Coming out party
“Minds are like parachutes, they only function when they are open.” The phrase, one of many scrawled on to a makeshift door frame adorned with clothes hangers and a lone red sweater, summed up this year’s annual National Coming Out Day at Chico State.
Members of PRIDE, a campus organization for lesbian, gay bisexual, transgender and questioning students, set up an information booth and a simulated closet this week for the event, which is recognized annually in 21 states.
There was also a list of famous gays and bisexuals like James Dean and Alexander the Great as well as short stories and poems detailing students’ experiences with coming out.
But the event was about more than simply coming out of the proverbial closet.
“It’s mainly for those coming out as an ally or someone who supports equal rights,” said Tyler Disney, vice president for PRIDE.
Disney and other members of the organization handed out fluorescent pink-and-green stickers with the words, “I came out as an ally” to passing students. He said there had been no negative reaction to their presence, only a few who refused to take a sticker.
The issue of homosexuality has become more accepted at Chico State in the two years Disney has attended, which he attributes to the efforts of groups like PRIDE, the A.S. Women’s Center and The Stonewall Alliance.
“It was kind of like the military—don’t ask, don’t tell,” Disney said of his first experiences at Chico State. “but groups like this have really made a difference.”
Disney said attendance at PRIDE meetings was also pretty dismal over the last couple of years.
“I think getting people organized to discuss something they’re afraid of is difficult,” Disney said.
This year, the average attendance at weekly PRIDE meetings has skyrocketed from about five students to 40—a figure Disney said continues to grow.
Chico State also recently became the third CSU campus to establish a Sexual Diversity minor this semester.
Freshman Christian Marquez, who signed his name to a poster with the heading: “I believe in equality,” has heard first-hand accounts of homophobia from his girlfriend, who is bisexual. But Marquez said he’s fascinated with how people have come together and hopes others will become educated as well.

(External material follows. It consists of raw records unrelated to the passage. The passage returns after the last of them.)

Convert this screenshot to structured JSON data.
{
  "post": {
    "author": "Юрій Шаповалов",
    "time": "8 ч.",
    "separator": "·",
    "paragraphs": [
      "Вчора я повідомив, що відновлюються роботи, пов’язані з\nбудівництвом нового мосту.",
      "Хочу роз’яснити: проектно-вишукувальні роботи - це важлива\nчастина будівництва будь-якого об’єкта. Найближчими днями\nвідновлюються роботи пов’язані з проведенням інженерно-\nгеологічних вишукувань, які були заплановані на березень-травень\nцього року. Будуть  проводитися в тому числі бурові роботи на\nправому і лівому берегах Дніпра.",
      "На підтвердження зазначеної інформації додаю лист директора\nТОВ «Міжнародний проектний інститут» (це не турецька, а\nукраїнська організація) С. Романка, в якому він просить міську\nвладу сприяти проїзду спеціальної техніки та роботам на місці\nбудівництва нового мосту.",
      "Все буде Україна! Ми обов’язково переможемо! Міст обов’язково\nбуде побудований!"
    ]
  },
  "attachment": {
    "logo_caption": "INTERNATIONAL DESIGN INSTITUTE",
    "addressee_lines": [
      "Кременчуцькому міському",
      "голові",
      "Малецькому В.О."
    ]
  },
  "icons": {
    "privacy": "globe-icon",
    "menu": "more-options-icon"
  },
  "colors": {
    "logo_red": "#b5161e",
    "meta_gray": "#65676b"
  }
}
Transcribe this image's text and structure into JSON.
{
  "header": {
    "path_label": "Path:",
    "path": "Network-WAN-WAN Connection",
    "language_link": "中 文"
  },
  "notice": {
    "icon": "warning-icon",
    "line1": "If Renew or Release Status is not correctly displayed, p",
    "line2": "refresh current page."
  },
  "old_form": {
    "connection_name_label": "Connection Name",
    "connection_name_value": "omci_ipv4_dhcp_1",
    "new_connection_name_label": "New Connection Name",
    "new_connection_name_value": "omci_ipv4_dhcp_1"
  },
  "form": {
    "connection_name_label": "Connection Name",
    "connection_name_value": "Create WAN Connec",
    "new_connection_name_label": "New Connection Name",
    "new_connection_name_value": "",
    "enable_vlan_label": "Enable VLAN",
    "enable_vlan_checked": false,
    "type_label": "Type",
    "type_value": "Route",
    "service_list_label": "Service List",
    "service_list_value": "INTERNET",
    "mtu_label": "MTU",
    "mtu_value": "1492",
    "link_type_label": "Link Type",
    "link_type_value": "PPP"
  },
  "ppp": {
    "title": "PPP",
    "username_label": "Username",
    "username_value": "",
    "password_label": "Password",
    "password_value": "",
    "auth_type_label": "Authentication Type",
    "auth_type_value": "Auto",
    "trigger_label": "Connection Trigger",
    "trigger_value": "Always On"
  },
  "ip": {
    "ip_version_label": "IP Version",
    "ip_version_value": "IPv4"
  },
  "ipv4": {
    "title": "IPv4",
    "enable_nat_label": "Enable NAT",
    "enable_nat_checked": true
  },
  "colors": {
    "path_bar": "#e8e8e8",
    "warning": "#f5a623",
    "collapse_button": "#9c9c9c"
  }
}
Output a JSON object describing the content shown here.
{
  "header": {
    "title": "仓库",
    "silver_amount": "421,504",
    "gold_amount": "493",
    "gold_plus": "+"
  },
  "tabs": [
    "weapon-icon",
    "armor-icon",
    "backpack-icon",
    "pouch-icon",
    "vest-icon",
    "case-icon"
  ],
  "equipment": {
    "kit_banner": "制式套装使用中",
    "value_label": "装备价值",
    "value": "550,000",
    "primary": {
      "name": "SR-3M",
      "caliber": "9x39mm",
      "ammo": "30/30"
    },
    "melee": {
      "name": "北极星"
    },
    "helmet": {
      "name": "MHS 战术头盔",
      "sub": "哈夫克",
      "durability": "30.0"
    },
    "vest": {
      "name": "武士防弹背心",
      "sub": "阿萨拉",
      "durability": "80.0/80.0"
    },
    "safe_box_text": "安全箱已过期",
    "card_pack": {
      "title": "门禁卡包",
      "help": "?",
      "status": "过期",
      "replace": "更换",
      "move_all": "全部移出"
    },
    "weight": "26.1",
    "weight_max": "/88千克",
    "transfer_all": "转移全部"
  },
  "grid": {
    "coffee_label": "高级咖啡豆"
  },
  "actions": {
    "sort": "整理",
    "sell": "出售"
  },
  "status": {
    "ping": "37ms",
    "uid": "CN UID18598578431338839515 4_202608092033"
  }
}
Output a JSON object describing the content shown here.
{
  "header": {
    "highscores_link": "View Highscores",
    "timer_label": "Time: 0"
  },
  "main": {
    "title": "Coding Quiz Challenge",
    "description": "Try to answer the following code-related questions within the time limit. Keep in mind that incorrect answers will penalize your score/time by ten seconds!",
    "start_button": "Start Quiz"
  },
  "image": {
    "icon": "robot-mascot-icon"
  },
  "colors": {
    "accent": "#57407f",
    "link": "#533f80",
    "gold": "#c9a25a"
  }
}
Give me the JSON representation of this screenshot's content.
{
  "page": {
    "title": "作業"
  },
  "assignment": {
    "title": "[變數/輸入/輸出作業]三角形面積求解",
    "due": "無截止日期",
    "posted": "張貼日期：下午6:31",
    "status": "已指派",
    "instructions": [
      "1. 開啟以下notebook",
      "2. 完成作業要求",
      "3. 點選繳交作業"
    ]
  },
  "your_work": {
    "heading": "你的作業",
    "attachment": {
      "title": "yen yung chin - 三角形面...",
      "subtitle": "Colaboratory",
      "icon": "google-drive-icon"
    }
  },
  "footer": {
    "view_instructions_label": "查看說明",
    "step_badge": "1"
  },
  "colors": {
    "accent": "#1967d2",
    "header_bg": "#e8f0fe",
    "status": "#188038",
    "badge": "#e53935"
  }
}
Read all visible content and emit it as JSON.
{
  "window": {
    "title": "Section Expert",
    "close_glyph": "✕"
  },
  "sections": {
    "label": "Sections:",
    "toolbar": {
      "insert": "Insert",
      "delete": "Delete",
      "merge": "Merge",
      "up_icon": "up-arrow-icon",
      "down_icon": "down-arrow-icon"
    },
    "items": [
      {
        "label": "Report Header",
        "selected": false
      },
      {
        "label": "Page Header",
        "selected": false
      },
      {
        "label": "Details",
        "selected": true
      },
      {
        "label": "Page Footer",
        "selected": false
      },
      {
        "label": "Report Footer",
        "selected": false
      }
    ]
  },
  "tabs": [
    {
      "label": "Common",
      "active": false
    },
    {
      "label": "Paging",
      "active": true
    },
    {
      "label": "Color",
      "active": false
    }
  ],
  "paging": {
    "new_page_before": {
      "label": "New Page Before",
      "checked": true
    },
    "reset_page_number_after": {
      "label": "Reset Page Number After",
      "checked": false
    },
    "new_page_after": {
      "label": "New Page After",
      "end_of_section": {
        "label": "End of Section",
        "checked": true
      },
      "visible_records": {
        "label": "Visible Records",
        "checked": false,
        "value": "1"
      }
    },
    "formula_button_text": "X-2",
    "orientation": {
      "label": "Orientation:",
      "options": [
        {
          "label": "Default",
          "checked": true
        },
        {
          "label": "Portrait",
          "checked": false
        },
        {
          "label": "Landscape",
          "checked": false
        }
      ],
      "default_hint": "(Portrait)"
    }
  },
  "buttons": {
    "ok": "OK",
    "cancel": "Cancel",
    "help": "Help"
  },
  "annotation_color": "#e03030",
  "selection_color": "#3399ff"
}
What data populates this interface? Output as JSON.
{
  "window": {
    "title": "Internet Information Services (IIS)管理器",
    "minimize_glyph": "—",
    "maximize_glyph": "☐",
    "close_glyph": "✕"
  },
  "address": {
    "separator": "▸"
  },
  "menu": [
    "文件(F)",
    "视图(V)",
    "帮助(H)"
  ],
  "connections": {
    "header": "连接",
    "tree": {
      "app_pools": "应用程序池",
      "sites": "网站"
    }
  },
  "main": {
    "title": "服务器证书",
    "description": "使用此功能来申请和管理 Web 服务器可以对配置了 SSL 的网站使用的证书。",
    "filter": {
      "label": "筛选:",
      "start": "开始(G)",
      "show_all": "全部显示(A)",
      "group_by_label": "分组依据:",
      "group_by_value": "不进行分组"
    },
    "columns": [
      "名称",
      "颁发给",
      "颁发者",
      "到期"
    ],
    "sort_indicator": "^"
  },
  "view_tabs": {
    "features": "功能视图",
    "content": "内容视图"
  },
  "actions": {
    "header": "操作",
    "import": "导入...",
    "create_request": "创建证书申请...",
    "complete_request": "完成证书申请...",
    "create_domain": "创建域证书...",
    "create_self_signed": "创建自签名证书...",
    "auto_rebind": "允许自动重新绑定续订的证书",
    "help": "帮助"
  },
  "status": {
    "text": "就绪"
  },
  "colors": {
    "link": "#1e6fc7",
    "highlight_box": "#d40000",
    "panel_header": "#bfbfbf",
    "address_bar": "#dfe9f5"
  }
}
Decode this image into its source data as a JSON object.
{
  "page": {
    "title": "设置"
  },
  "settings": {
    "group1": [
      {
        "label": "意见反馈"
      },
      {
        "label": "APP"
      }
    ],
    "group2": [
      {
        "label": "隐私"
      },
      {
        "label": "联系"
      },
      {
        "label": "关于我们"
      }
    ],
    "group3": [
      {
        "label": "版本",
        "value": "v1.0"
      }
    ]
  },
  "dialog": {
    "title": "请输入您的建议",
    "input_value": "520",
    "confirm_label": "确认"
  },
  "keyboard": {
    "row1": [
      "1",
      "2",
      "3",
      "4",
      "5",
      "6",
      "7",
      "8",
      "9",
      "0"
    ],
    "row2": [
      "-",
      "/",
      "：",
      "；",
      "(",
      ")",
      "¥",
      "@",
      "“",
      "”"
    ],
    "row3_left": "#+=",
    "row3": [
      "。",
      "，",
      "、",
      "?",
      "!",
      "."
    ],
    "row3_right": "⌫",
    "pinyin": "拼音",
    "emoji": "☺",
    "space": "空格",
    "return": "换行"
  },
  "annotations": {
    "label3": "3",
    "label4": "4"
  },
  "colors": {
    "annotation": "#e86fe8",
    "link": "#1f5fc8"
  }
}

National Coming Out Day was established Oct. 11, 1987 when half a million people participated in the March on Washington for Lesbian and Gay Rights. The first official Coming Out Day was celebrated in 18 states and garnered national media attention on The Oprah Winfrey Show, USA Today and CNN.
Sophomore Evelyn Kinner added her signature to the collection. She said Chico is a pretty tolerant town and believes homosexuality is more accepted among students.
Kinner said PRIDE and events like National Coming Out Day are both helping explain why sexual orientation shouldn’t affect how people are treated in this country.
“People have the right to be happy, no matter what.”